When we asked parents of students who have just finished their college applications what they would like to share with those of you about to begin the odyssey, a few key themes repeated: it’s overwhelming; it’s hard to know your role; and support systems that you rely upon don’t really help. “The college application process, while daunting for the high school student, is equally challenging and stressful for the unsuspecting parents.”
One parent of a high-achieving Cambridge/AICE student emphasized something that we hear all the time: our modern, internet-based world has created a crush of information. “There were many things that were surprising because it was so different from when I applied to college. First, there is so much information, data and opinions available for students and parents to sort through without a real basis or understanding of how the admissions evaluation process works…. After a while, all the websites seem to say the same thing, and the admissions talks start to sound the same.”
Unfortunately, the process is ever-changing. You cannot assume that having navigated a child through the application process even a year or two ago will pave an easy road today.

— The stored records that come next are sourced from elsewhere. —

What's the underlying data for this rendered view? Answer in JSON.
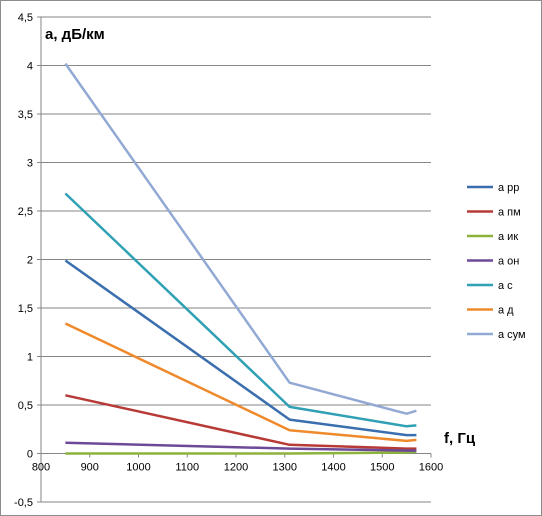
{
  "chart_data": {
    "type": "line",
    "ylabel": "a, дБ/км",
    "xlabel": "f, Гц",
    "xlim": [
      800,
      1600
    ],
    "ylim": [
      -0.5,
      4.5
    ],
    "x_ticks": [
      800,
      900,
      1000,
      1100,
      1200,
      1300,
      1400,
      1500,
      1600
    ],
    "y_ticks": [
      -0.5,
      0,
      0.5,
      1,
      1.5,
      2,
      2.5,
      3,
      3.5,
      4,
      4.5
    ],
    "x_tick_labels": [
      "800",
      "900",
      "1000",
      "1100",
      "1200",
      "1300",
      "1400",
      "1500",
      "1600"
    ],
    "y_tick_labels": [
      "-0,5",
      "0",
      "0,5",
      "1",
      "1,5",
      "2",
      "2,5",
      "3",
      "3,5",
      "4",
      "4,5"
    ],
    "grid": "horizontal major",
    "legend_position": "right",
    "x": [
      850,
      1310,
      1550,
      1570
    ],
    "series": [
      {
        "name": "a рр",
        "color": "#3a6eae",
        "values": [
          1.99,
          0.35,
          0.19,
          0.19
        ]
      },
      {
        "name": "a пм",
        "color": "#b73a37",
        "values": [
          0.6,
          0.09,
          0.05,
          0.05
        ]
      },
      {
        "name": "a ик",
        "color": "#8db33d",
        "values": [
          0.0,
          0.0,
          0.01,
          0.02
        ]
      },
      {
        "name": "a он",
        "color": "#6c4a97",
        "values": [
          0.11,
          0.05,
          0.03,
          0.03
        ]
      },
      {
        "name": "a с",
        "color": "#30a0b5",
        "values": [
          2.68,
          0.48,
          0.28,
          0.29
        ]
      },
      {
        "name": "a д",
        "color": "#ef8a2c",
        "values": [
          1.34,
          0.24,
          0.13,
          0.14
        ]
      },
      {
        "name": "a сум",
        "color": "#92a9d4",
        "values": [
          4.02,
          0.73,
          0.41,
          0.44
        ]
      }
    ]
  }
}
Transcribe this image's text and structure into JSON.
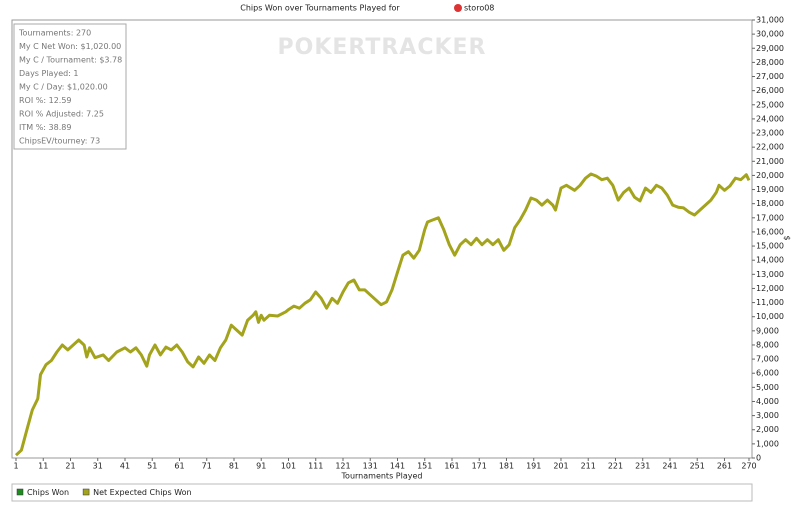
{
  "chart_data": {
    "type": "line",
    "title": "Chips Won over Tournaments Played for",
    "player": "storo08",
    "watermark": "POKERTRACKER",
    "x_label": "Tournaments Played",
    "y_label": "$",
    "stats": [
      "Tournaments: 270",
      "My C Net Won: $1,020.00",
      "My C / Tournament: $3.78",
      "Days Played: 1",
      "My C / Day: $1,020.00",
      "ROI %: 12.59",
      "ROI % Adjusted: 7.25",
      "ITM %: 38.89",
      "ChipsEV/tourney: 73"
    ],
    "legend": [
      {
        "name": "Chips Won",
        "color": "#1e8c1e"
      },
      {
        "name": "Net Expected Chips Won",
        "color": "#a3a31c"
      }
    ],
    "color": "#a3a31c",
    "x": [
      1,
      3,
      5,
      7,
      9,
      10,
      12,
      14,
      16,
      18,
      20,
      22,
      24,
      26,
      27,
      28,
      30,
      33,
      35,
      38,
      41,
      43,
      45,
      47,
      49,
      50,
      52,
      54,
      56,
      58,
      60,
      62,
      64,
      66,
      68,
      70,
      72,
      74,
      76,
      78,
      80,
      82,
      84,
      86,
      88,
      89,
      90,
      91,
      92,
      94,
      97,
      100,
      101,
      103,
      105,
      107,
      109,
      111,
      113,
      115,
      117,
      119,
      121,
      123,
      125,
      127,
      129,
      131,
      135,
      137,
      139,
      141,
      143,
      145,
      147,
      149,
      151,
      152,
      154,
      156,
      158,
      160,
      162,
      164,
      166,
      168,
      170,
      172,
      174,
      176,
      178,
      180,
      182,
      184,
      186,
      188,
      190,
      192,
      194,
      196,
      198,
      199,
      201,
      203,
      206,
      208,
      210,
      212,
      214,
      216,
      218,
      220,
      222,
      224,
      226,
      228,
      230,
      232,
      234,
      236,
      238,
      240,
      242,
      244,
      246,
      248,
      250,
      252,
      254,
      256,
      258,
      259,
      261,
      263,
      265,
      267,
      269,
      270
    ],
    "values": [
      200,
      550,
      2000,
      3400,
      4200,
      5900,
      6600,
      6900,
      7500,
      8000,
      7650,
      8000,
      8350,
      8000,
      7150,
      7800,
      7100,
      7300,
      6900,
      7500,
      7800,
      7500,
      7800,
      7300,
      6500,
      7300,
      8000,
      7300,
      7850,
      7650,
      8000,
      7500,
      6800,
      6450,
      7150,
      6700,
      7300,
      6900,
      7800,
      8350,
      9400,
      9050,
      8700,
      9750,
      10100,
      10350,
      9600,
      10100,
      9750,
      10100,
      10050,
      10350,
      10500,
      10750,
      10600,
      10950,
      11200,
      11750,
      11300,
      10600,
      11300,
      10950,
      11750,
      12400,
      12600,
      11900,
      11900,
      11550,
      10850,
      11050,
      11900,
      13150,
      14350,
      14600,
      14150,
      14700,
      16150,
      16700,
      16850,
      17000,
      16150,
      15100,
      14350,
      15100,
      15450,
      15100,
      15550,
      15100,
      15450,
      15100,
      15450,
      14700,
      15100,
      16300,
      16850,
      17550,
      18400,
      18250,
      17900,
      18250,
      17900,
      17550,
      19100,
      19300,
      18950,
      19300,
      19800,
      20100,
      19950,
      19700,
      19800,
      19300,
      18250,
      18800,
      19100,
      18450,
      18200,
      19100,
      18800,
      19300,
      19100,
      18600,
      17900,
      17750,
      17700,
      17400,
      17200,
      17550,
      17900,
      18250,
      18800,
      19300,
      18950,
      19250,
      19800,
      19700,
      20050,
      19650
    ],
    "xlim": [
      1,
      270
    ],
    "xticks": [
      1,
      11,
      21,
      31,
      41,
      51,
      61,
      71,
      81,
      91,
      101,
      111,
      121,
      131,
      141,
      151,
      161,
      171,
      181,
      191,
      201,
      211,
      221,
      231,
      241,
      251,
      261,
      270
    ],
    "ylim": [
      0,
      31000
    ],
    "yticks": [
      0,
      {
        "value": 1000,
        "label": "1,000"
      },
      {
        "value": 2000,
        "label": "2,000"
      },
      {
        "value": 3000,
        "label": "3,000"
      },
      {
        "value": 4000,
        "label": "4,000"
      },
      {
        "value": 5000,
        "label": "5,000"
      },
      {
        "value": 6000,
        "label": "6,000"
      },
      {
        "value": 7000,
        "label": "7,000"
      },
      {
        "value": 8000,
        "label": "8,000"
      },
      {
        "value": 9000,
        "label": "9,000"
      },
      {
        "value": 10000,
        "label": "10,000"
      },
      {
        "value": 11000,
        "label": "11,000"
      },
      {
        "value": 12000,
        "label": "12,000"
      },
      {
        "value": 13000,
        "label": "13,000"
      },
      {
        "value": 14000,
        "label": "14,000"
      },
      {
        "value": 15000,
        "label": "15,000"
      },
      {
        "value": 16000,
        "label": "16,000"
      },
      {
        "value": 17000,
        "label": "17,000"
      },
      {
        "value": 18000,
        "label": "18,000"
      },
      {
        "value": 19000,
        "label": "19,000"
      },
      {
        "value": 20000,
        "label": "20,000"
      },
      {
        "value": 21000,
        "label": "21,000"
      },
      {
        "value": 22000,
        "label": "22,000"
      },
      {
        "value": 23000,
        "label": "23,000"
      },
      {
        "value": 24000,
        "label": "24,000"
      },
      {
        "value": 25000,
        "label": "25,000"
      },
      {
        "value": 26000,
        "label": "26,000"
      },
      {
        "value": 27000,
        "label": "27,000"
      },
      {
        "value": 28000,
        "label": "28,000"
      },
      {
        "value": 29000,
        "label": "29,000"
      },
      {
        "value": 30000,
        "label": "30,000"
      },
      {
        "value": 31000,
        "label": "31,000"
      }
    ],
    "grid": false
  }
}
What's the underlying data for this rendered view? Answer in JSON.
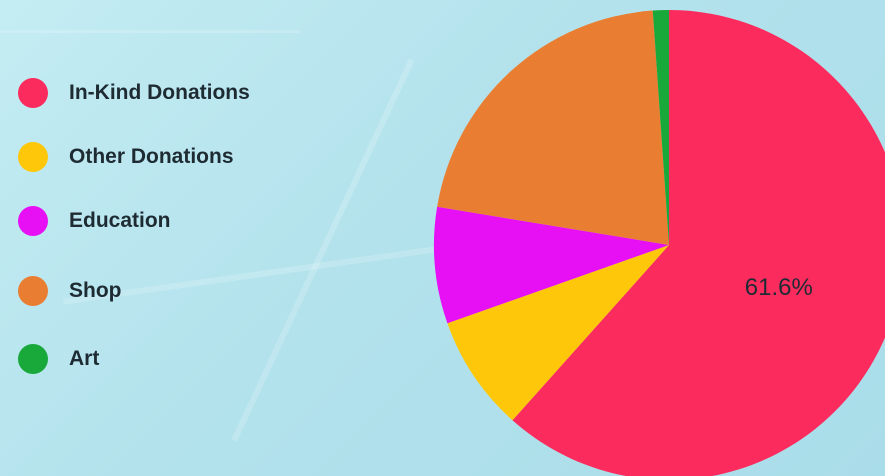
{
  "chart_data": {
    "type": "pie",
    "legend_position": "left",
    "slices": [
      {
        "name": "In-Kind Donations",
        "value": 61.6,
        "color": "#fc2b5d",
        "label": "61.6%"
      },
      {
        "name": "Other Donations",
        "value": 8.0,
        "color": "#fec70a",
        "label": ""
      },
      {
        "name": "Education",
        "value": 8.0,
        "color": "#e70ff3",
        "label": ""
      },
      {
        "name": "Shop",
        "value": 21.3,
        "color": "#e97e32",
        "label": ""
      },
      {
        "name": "Art",
        "value": 1.1,
        "color": "#18a93a",
        "label": ""
      }
    ]
  }
}
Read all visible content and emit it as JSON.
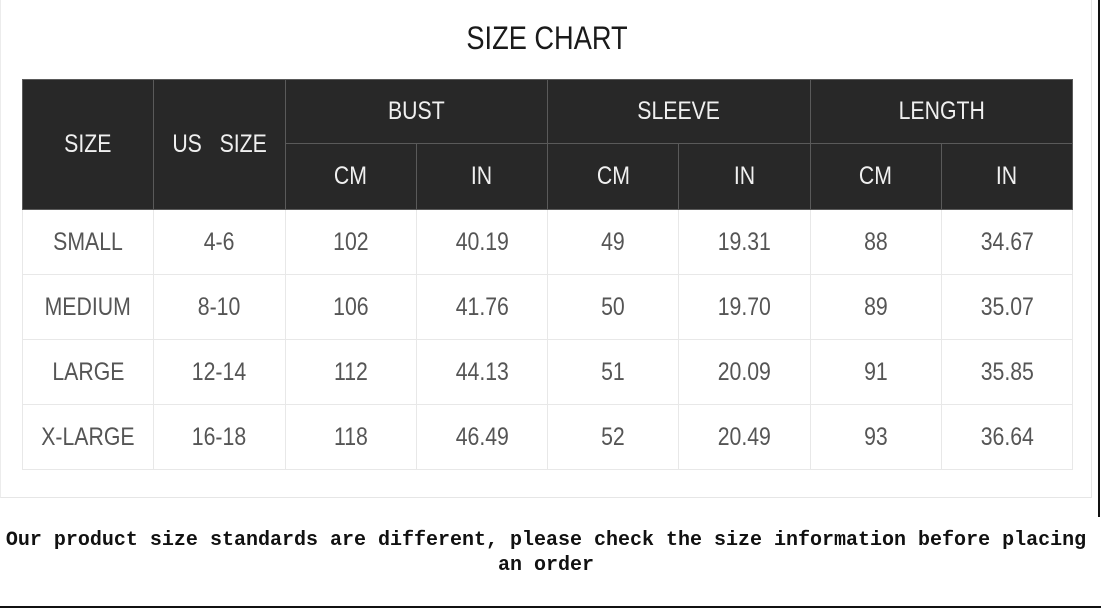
{
  "title": "SIZE CHART",
  "headers": {
    "size": "SIZE",
    "us_size": "US   SIZE",
    "groups": [
      "BUST",
      "SLEEVE",
      "LENGTH"
    ],
    "units": [
      "CM",
      "IN",
      "CM",
      "IN",
      "CM",
      "IN"
    ]
  },
  "rows": [
    [
      "SMALL",
      "4-6",
      "102",
      "40.19",
      "49",
      "19.31",
      "88",
      "34.67"
    ],
    [
      "MEDIUM",
      "8-10",
      "106",
      "41.76",
      "50",
      "19.70",
      "89",
      "35.07"
    ],
    [
      "LARGE",
      "12-14",
      "112",
      "44.13",
      "51",
      "20.09",
      "91",
      "35.85"
    ],
    [
      "X-LARGE",
      "16-18",
      "118",
      "46.49",
      "52",
      "20.49",
      "93",
      "36.64"
    ]
  ],
  "note": "Our product size standards are different, please check the size information before placing an order"
}
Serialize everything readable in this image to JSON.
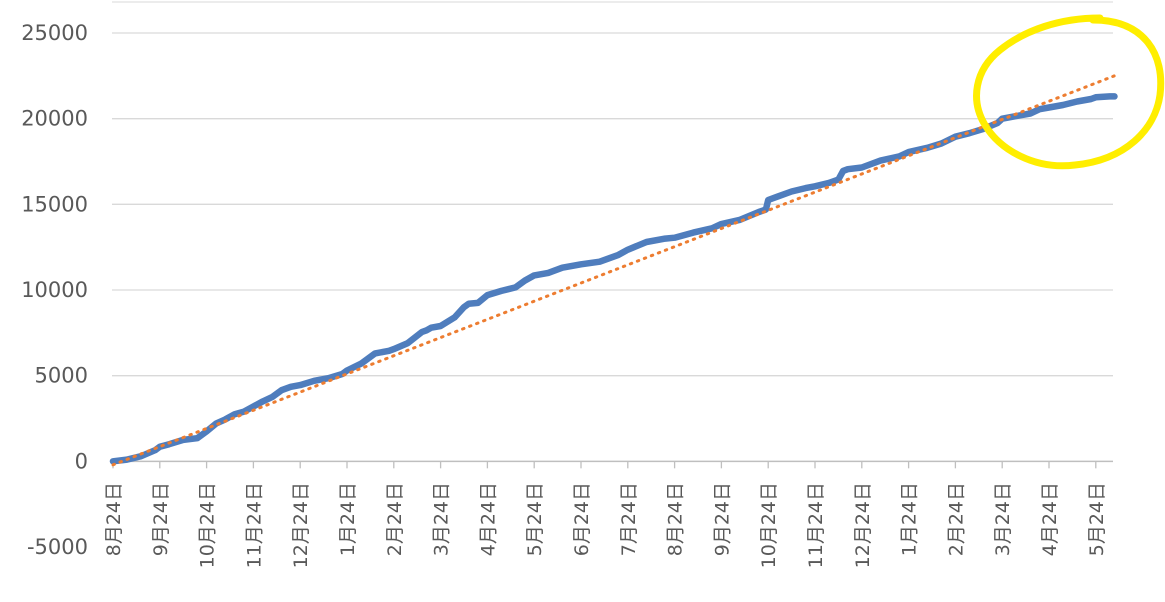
{
  "chart_data": {
    "type": "line",
    "y_axis": {
      "min": -5000,
      "max": 25000,
      "ticks": [
        -5000,
        0,
        5000,
        10000,
        15000,
        20000,
        25000
      ],
      "grid": true
    },
    "x_tick_labels": [
      "8月24日",
      "9月24日",
      "10月24日",
      "11月24日",
      "12月24日",
      "1月24日",
      "2月24日",
      "3月24日",
      "4月24日",
      "5月24日",
      "6月24日",
      "7月24日",
      "8月24日",
      "9月24日",
      "10月24日",
      "11月24日",
      "12月24日",
      "1月24日",
      "2月24日",
      "3月24日",
      "4月24日",
      "5月24日"
    ],
    "series": [
      {
        "type": "line",
        "color": "#4f7dbd",
        "x": [
          0,
          0.3,
          0.6,
          0.9,
          1.0,
          1.2,
          1.5,
          1.8,
          2.0,
          2.2,
          2.4,
          2.6,
          2.8,
          3.0,
          3.2,
          3.4,
          3.6,
          3.8,
          4.0,
          4.3,
          4.6,
          4.9,
          5.0,
          5.3,
          5.6,
          5.9,
          6.0,
          6.3,
          6.6,
          6.7,
          6.8,
          7.0,
          7.3,
          7.5,
          7.6,
          7.8,
          8.0,
          8.3,
          8.6,
          8.8,
          9.0,
          9.3,
          9.6,
          10.0,
          10.4,
          10.8,
          11.0,
          11.4,
          11.8,
          12.0,
          12.4,
          12.8,
          13.0,
          13.4,
          13.8,
          13.95,
          14.0,
          14.2,
          14.5,
          14.8,
          15.0,
          15.3,
          15.5,
          15.6,
          15.7,
          16.0,
          16.4,
          16.8,
          17.0,
          17.4,
          17.7,
          18.0,
          18.3,
          18.6,
          18.9,
          19.0,
          19.3,
          19.6,
          19.8,
          20.0,
          20.3,
          20.6,
          20.9,
          21.0,
          21.3,
          21.4
        ],
        "y": [
          0,
          100,
          300,
          650,
          850,
          1000,
          1250,
          1350,
          1750,
          2200,
          2450,
          2750,
          2900,
          3200,
          3500,
          3750,
          4150,
          4350,
          4450,
          4700,
          4850,
          5100,
          5300,
          5700,
          6300,
          6450,
          6550,
          6900,
          7550,
          7650,
          7800,
          7900,
          8400,
          9000,
          9200,
          9250,
          9700,
          9950,
          10150,
          10550,
          10850,
          11000,
          11300,
          11500,
          11650,
          12050,
          12350,
          12800,
          13000,
          13050,
          13350,
          13600,
          13850,
          14100,
          14550,
          14700,
          15250,
          15450,
          15750,
          15950,
          16050,
          16250,
          16450,
          16950,
          17050,
          17150,
          17550,
          17800,
          18050,
          18300,
          18550,
          18950,
          19150,
          19400,
          19750,
          20000,
          20150,
          20300,
          20550,
          20650,
          20800,
          21000,
          21150,
          21250,
          21300,
          21300
        ]
      },
      {
        "type": "trendline",
        "style": "dotted",
        "color": "#ed7d31",
        "x": [
          0,
          21.4
        ],
        "y": [
          -200,
          22500
        ]
      }
    ]
  },
  "annotation": {
    "shape": "circle",
    "color": "#ffee00"
  }
}
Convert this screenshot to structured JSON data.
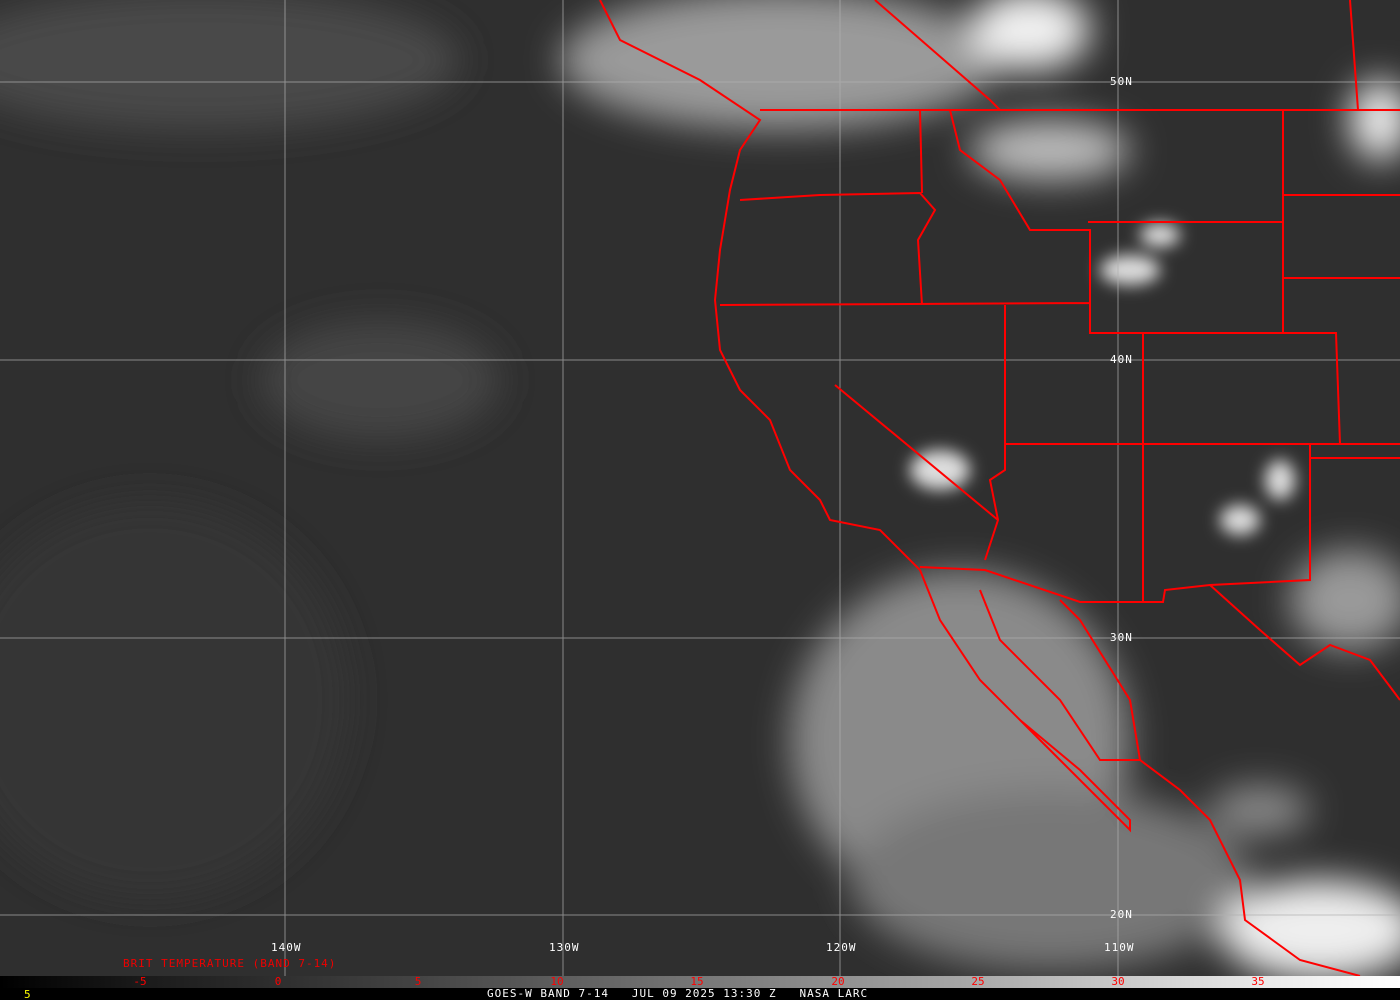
{
  "satellite": "GOES-W",
  "footer": {
    "left_value": "5",
    "caption": "GOES-W BAND 7-14   JUL 09 2025 13:30 Z   NASA LARC"
  },
  "colorbar": {
    "title": "BRIT TEMPERATURE (BAND 7-14)",
    "ticks": [
      "-5",
      "0",
      "5",
      "10",
      "15",
      "20",
      "25",
      "30",
      "35"
    ],
    "tick_color": "#ff0000"
  },
  "grid": {
    "latitudes": [
      "50N",
      "40N",
      "30N",
      "20N"
    ],
    "longitudes": [
      "140W",
      "130W",
      "120W",
      "110W"
    ]
  },
  "colors": {
    "borders": "#ff0000",
    "grid": "#b0b0b0",
    "labels": "#ffffff",
    "footer_value": "#ffff00"
  }
}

Having someone with experience and up-to-date information to guide your child in the thought processes and nuances of constructing endless college essays cannot be emphasized enough. But on whom can you rely?
Don’t expect high school counselors to give you the quantity or quality of help that you want. Regardless of their experience, counselors don’t have a lot of time to devote to individual students. “The lack of human resources available in our high school to help each student that wants to attend college is alarming, because sorting through this information is a full-time job…. The limited funds and resources most schools provide students and their families has not changed from when I was in high school.”
Another parent was even more dramatic: “I was at times astounded by the unhelpful, lackadaisical attitude and sheer incompetence demonstrated by some of the staff upon whom you must rely. That being said, I have nothing but accolades for the overworked guidance counselors who give their all, but are inundated by the number of students and the diversity of those needy souls seeking assistance.”
Students on the cusp of adulthood often need both independence and supervision. Yet without someone to guide them, parents struggle with how involved they should be – or can be – in the college application process. One parent of a usually self-motivated International Baccalaureate student explained the helpless plight: “My biggest challenge was in deciding limits of how much to be involved with the whole process. I felt very uncomfortable with him pushing things to the very last minute. Keeping things organized and making sure my son followed through on the to-do list was hard. In the end, I had to just let him take ownership of the process.”
Another IB parent echoed that sentiment: “The only advice I have for parents: This isn't about you!”
Leaving home for higher education is a transitional, evolutionary moment for young adults, and the college application process can be maddening. The overriding advice from parents? Get some help. It is often said that “it takes a village” to raise a child, and that is especially true with college admissions. To navigate the process successfully, consider making this a team effort involving students, parents, school counselors, test tutors, and college and career consultants.